Soft Mist mengandalkan pelanggaran ini. Itu seperti sebelumnya, padat dan cepat.
Akibatnya, Liu Xiaobie ketika dia menyadari kecepatannya yang berlebihan dan bersiap untuk mengendalikan ritmenya, Soft Mist terus melakukan kesalahan ini dengan keras kepala.
Dia masih mengikuti kecepatan tangan sebelumnya, atau bisa dikatakan dia masih terbakar, masih mencoba memikirkan cara untuk melaju lebih cepat.
Ini…
Liu Xiaobie tidak tahu bagaimana dia harus menilai dia. Yang dia tahu adalah dia mulai kesulitan menangkis serangannya.

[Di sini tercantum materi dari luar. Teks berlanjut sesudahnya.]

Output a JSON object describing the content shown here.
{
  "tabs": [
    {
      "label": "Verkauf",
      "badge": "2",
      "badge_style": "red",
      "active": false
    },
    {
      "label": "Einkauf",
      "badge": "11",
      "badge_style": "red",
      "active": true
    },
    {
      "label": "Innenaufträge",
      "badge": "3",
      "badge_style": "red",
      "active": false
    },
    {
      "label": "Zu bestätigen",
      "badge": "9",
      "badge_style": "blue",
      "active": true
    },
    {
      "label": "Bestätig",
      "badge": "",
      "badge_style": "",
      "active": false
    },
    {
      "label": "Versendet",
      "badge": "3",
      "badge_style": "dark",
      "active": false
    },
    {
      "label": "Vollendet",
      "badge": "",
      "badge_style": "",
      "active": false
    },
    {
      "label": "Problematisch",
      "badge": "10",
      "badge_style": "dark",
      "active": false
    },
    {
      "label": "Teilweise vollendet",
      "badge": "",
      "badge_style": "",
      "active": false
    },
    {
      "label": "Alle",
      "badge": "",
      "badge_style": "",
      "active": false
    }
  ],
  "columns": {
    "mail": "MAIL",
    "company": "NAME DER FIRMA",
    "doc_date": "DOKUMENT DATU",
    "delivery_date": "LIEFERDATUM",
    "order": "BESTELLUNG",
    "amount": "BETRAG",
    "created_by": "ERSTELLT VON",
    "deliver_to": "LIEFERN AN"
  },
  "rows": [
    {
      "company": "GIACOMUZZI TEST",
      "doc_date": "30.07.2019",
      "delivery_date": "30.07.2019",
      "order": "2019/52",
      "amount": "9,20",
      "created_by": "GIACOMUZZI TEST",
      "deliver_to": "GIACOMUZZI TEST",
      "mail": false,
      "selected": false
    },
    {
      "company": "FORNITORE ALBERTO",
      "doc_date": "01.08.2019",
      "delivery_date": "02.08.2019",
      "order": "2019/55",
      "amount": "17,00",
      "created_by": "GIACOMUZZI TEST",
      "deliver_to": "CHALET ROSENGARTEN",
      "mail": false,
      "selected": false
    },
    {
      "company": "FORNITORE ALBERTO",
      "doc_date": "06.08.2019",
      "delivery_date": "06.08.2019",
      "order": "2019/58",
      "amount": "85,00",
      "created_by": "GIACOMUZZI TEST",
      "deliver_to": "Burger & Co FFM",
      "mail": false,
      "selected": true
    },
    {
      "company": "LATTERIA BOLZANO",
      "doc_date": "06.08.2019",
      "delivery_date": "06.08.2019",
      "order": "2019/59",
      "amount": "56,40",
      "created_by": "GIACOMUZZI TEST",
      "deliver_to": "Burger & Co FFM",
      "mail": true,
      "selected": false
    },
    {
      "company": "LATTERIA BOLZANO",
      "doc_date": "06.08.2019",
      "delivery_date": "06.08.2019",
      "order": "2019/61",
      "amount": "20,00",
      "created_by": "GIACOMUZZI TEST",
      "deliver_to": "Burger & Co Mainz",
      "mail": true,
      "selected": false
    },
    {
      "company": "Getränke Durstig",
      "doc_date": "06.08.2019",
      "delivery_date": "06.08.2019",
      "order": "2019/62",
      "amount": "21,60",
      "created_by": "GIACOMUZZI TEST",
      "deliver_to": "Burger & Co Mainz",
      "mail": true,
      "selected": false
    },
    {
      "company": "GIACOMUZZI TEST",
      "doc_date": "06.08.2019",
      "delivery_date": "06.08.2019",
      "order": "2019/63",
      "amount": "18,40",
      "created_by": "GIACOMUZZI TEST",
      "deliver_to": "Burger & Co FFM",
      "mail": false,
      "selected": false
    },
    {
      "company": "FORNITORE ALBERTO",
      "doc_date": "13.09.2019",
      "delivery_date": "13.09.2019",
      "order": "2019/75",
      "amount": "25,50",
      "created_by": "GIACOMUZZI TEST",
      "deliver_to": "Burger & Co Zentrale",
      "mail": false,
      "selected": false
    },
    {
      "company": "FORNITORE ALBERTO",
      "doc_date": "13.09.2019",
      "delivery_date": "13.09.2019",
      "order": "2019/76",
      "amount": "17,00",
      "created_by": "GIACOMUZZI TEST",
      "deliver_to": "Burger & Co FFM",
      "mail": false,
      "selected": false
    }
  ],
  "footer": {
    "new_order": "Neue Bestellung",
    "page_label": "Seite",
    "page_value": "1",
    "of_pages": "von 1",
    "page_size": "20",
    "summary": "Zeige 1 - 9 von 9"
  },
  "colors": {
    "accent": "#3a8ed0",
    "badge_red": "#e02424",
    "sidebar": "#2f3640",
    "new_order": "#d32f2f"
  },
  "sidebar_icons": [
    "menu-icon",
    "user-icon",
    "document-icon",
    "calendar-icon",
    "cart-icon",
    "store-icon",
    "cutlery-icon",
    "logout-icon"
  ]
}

Apa yang gadis ini pikirkan?
Liu Xiaobie tercengang, tetapi dia merasa seperti telah menemukan sesuatu.
Diantaranya adalah kenangan masa lalu. Ketika dia gagal memenuhi ekspektasi dengan memanfaatkan kecepatan tangan secara membabi buta, dia membuat penyesuaian yang telah membuat peningkatan besar. Tang Rou seperti dia, yang tidak menyadari masalahnya dan terus menyerang dengan liar.
Jika saya terus mengikuti jalan ini, bagaimana jadinya?
Liu Xiaobie menemukan bahwa dia tidak pernah memikirkan pertanyaan ini sebelumnya. Setelah tidak mendapatkan hasil yang diinginkan dari gaya bermain ini, dia dengan cepat melakukan perubahan.
Adapun Tang Rou? Apa dia tahu? Atau dia hanya keras kepala?
Liu Xiaobie tidak tahu. Dia hanya tahu bahwa dia kesulitan bertahan. Perasaan muncul di hatinya. Keduanya dulunya ngebut sepanjang leher dan leher, tetapi di tengah jalan, dia tiba-tiba menyadari bahwa mungkin ada cara yang lebih baik untuk menang, jadi dia berhenti ngebut dan pergi belajar. Orang yang terus ngebut langsung melewatinya …
Apakah ini terbatas hanya pada pertandingan ini? Atau … seluruh karir profesionalnya?
Akankah orang yang menang pada akhirnya menjadi orang yang terus mengebut atau orang yang belajar dengan cara yang lebih baik?
Pedang Terbang Liu Xiaobie jatuh karena kebingungan ini dalam dirinya. Dia tidak jatuh ke serangan normal Soft Mist dan skill level rendah, melainkan temponya yang luar biasa.